Personal information
- Full name: Victoriano Leguizamón Cristaldo
- Date of birth: 23 March 1922
- Place of birth: Concepción, Paraguay
- Date of death: 7 April 2007 (aged 85)
- Position: Midfielder

Senior career*
- Years: Team / Apps / (Gls)
- 1940-1944: River Plate Asunción
- 1945-1946: Libertad
- 1947-1949: Quilmes / 66 / (9)
- 1949-1950: Boca Juniors
- 1950-1956: Olimpia

International career
- 1950-1956: Paraguay / 19 / (0)

Medal record
Representing Paraguay
Copa América
| Winner | 1953 Peru |  |

= Victoriano Leguizamón =

Paraguayan footballer and coach (1922-2007)

Victoriano Leguizamón Cristaldo (23 March 1922 – 7 April 2007) was a Paraguayan football player and coach. A midfielder, he was part of the Paraguay national team's squads for the 1950 FIFA World Cup and the 1953 South American Championship, the latter of which being won by Paraguay.

==Club career==
Leguizamón started his career in his hometown Concepción before arriving in Asunción at the age of 18 to play for C.A. River Plate. In 1945 he signed for Libertad and in the next year he went to Argentina to play for Quilmes A.C. and then for Boca Juniors. In 1950 he came back to Paraguay to play for Olimpia Asunción until 1956.

==International career==
Leguizamón was part of the Paraguay squad at the 1950 World Cup He played in Paraguay’s whole two games against Sweden, his first cap with Paraguay and Italy.

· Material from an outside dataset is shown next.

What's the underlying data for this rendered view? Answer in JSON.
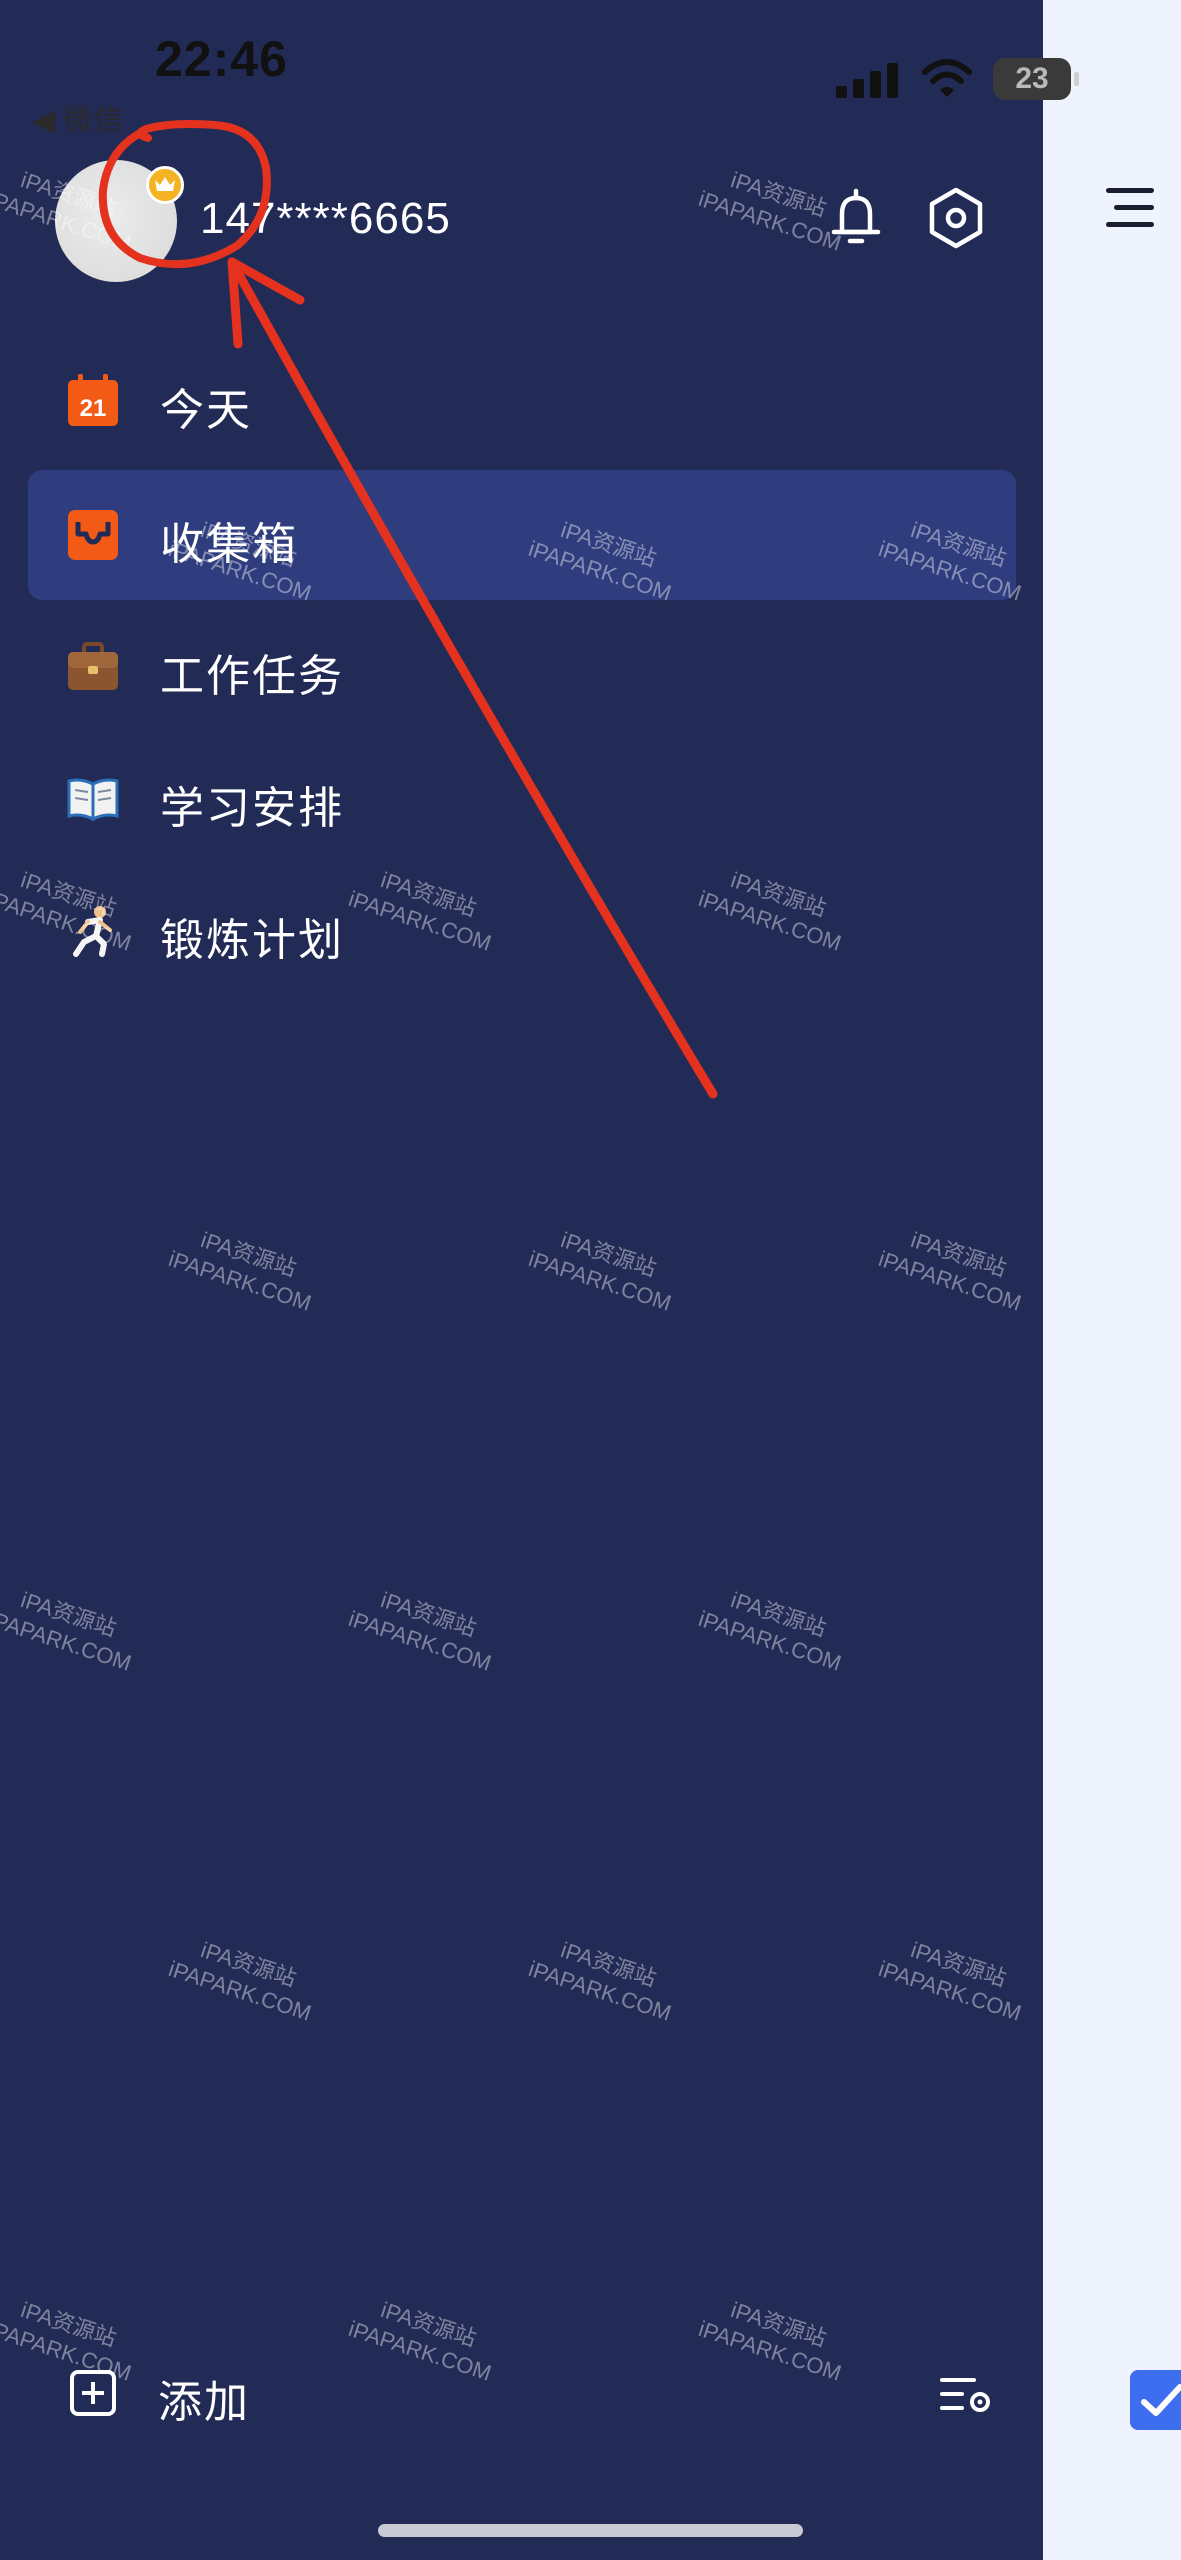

He also competed in the 1953 Copa América tournament which was won by Paraguay, playing all seven games as the competition was eventually won by Paraguay.

Leguizamón was also part of Paraguay's squad for the 1956 South American Championship, playing four games.

The friendly against Brazil on 12 June 1956 was his last cap with Paraguay.

He had 19 caps and no goals playing for Paraguay.

==Managerial career==
As a coach, he managed several teams from his native city Concepción.